When we first enter the world, we don’t come with baggage. We don’t arrive with conditions or scorecards. We don’t withhold affection based on status, background, performance, or past mistakes. We arrive—helpless, open, and wired to love and to be loved.
Have you ever noticed how a baby reaches out to anyone willing to hold them with warmth? How a toddler will wrap their arms around a stranger’s leg just because they remind them of someone safe? There is no evaluation, no judgment. Just pure connection. That’s our truest design.
Somewhere along the way, things start to shift.
We’re taught to measure. We’re told that love must be earned—through achievement, appearance, behavior, belief. We’re warned to protect ourselves, to keep emotional ledgers, to withhold forgiveness until it’s “deserved.” But this isn’t who we were meant to be. It’s who we were conditioned to become.
At our core, beneath the fear and the bruises of experience, we are still those wide-eyed beings. We are still built for unconditional love.
“Love is the only force capable of transforming an enemy into a friend.” — Dr. Martin Luther King Jr.
Unconditional love isn’t weakness. It’s courage.
Loving without conditions doesn’t mean accepting harm or enabling abuse—it means choosing compassion over contempt, understanding over judgment, mercy over revenge. It’s not about ignoring boundaries; it’s about refusing to let the world’s cynicism corrupt the softness with which we were born.
Unconditional love starts with how we see ourselves. If we can remember that we were born worthy—before we ever accomplished or earned a thing—we can begin to offer others that same grace. We can look past the masks and missteps and see the sacred in each other again.
And this isn’t just idealism—it’s biblical.
“We love because He first loved us.” — 1 John 4:19 (NIV)
We were not the initiators of love—we are the recipients. And the love we’ve received from God isn’t based on our perfection. It’s based on His nature.
So, we extend love not because people always deserve it, but because God loved us when we didn’t. That is the heart of grace.

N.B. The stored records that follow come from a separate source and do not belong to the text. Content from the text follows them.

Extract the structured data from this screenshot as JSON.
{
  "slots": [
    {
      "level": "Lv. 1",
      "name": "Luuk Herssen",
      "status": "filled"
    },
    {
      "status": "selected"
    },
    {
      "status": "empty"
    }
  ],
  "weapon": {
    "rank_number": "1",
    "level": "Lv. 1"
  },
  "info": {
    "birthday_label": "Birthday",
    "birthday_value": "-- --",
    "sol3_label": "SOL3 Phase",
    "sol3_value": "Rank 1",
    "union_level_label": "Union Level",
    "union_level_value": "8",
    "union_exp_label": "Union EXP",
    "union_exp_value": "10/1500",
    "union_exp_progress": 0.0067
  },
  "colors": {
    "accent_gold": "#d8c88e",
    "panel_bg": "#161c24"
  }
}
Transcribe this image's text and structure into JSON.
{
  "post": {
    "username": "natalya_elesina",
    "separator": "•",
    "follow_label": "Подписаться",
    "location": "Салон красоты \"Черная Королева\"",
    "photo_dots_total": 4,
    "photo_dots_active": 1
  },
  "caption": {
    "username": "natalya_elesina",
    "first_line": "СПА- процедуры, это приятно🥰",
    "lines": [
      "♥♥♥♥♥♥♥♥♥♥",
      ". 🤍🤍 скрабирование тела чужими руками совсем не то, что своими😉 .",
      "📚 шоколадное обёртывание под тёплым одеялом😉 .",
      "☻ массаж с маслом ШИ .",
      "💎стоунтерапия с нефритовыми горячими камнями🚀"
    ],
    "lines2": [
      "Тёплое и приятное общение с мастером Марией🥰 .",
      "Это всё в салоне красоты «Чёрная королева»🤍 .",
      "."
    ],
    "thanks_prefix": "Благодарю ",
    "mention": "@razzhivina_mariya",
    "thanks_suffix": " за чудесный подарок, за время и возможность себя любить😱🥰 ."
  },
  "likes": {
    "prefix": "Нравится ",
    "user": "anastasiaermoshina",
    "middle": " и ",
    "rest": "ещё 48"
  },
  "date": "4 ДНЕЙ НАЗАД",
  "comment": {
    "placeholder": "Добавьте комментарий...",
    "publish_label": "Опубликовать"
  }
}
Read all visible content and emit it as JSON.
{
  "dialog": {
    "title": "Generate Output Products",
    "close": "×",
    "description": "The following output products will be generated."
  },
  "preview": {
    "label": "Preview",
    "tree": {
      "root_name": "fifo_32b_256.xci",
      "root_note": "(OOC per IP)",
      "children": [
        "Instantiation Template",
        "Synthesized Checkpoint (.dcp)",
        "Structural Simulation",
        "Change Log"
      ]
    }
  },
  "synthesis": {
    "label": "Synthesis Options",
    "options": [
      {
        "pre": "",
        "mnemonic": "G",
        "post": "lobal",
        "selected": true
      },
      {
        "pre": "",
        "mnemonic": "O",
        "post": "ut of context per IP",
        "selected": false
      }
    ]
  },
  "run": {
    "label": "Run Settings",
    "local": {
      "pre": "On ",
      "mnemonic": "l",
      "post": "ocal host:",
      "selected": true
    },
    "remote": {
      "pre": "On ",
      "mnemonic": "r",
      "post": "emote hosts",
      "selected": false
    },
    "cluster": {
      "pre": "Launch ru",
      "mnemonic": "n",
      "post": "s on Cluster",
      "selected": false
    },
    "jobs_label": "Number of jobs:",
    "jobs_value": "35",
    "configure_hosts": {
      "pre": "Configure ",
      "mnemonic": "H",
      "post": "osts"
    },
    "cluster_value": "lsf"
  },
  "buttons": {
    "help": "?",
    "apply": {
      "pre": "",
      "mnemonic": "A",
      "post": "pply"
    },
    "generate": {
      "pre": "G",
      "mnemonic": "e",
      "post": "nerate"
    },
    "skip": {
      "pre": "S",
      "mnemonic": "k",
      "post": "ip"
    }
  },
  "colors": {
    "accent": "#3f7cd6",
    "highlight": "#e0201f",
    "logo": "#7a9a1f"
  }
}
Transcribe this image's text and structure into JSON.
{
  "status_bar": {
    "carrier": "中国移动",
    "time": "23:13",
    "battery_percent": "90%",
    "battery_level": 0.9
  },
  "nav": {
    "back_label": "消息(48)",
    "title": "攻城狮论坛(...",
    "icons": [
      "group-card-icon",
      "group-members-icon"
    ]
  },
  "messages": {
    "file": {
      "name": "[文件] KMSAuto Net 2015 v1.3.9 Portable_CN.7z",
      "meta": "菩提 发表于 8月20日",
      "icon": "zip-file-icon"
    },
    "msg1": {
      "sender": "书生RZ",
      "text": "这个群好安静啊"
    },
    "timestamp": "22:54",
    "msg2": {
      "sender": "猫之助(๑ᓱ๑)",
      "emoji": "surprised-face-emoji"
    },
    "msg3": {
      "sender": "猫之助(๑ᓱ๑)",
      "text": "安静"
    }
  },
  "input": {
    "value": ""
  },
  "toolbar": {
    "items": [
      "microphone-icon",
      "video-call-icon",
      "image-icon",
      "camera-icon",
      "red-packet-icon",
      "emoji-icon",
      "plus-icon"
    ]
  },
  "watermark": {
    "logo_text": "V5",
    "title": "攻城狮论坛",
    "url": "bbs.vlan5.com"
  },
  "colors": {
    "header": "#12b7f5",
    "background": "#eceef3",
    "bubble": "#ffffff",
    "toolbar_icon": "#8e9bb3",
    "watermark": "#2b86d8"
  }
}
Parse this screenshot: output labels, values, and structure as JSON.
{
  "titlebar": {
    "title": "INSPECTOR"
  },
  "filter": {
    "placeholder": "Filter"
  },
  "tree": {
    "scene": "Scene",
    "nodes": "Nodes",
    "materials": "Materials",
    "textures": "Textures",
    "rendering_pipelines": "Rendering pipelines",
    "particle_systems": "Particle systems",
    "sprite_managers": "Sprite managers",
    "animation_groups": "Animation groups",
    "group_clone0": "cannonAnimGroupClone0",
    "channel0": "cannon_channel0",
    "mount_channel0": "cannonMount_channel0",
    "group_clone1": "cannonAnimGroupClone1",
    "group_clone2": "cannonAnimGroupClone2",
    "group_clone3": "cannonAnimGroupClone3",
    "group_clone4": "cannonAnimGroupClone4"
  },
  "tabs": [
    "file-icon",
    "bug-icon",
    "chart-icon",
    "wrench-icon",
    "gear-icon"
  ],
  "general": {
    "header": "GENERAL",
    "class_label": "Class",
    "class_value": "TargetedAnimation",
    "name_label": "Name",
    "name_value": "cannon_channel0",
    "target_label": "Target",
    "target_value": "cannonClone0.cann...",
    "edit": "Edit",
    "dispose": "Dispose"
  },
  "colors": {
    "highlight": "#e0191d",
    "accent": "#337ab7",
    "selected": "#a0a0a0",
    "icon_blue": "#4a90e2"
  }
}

That is the source of unconditional love.
Because conditional love is transactional. Unconditional love is transformational.
It heals. It restores. It builds bridges where others see only walls. And in a world more fractured than ever, that kind of love isn’t just a nice idea—it’s a radical, necessary force.
Maybe this is what the world needs now—not louder opinions or bigger platforms—but gentler hearts. Hearts that dare to love first. Hearts that remember who we really are underneath the armor.
Because in the end, we weren’t born to be critics or judges. We were born to love.
And the purest kind of love is the kind that never asks, “What do you deserve?” but instead whispers, “You are enough.”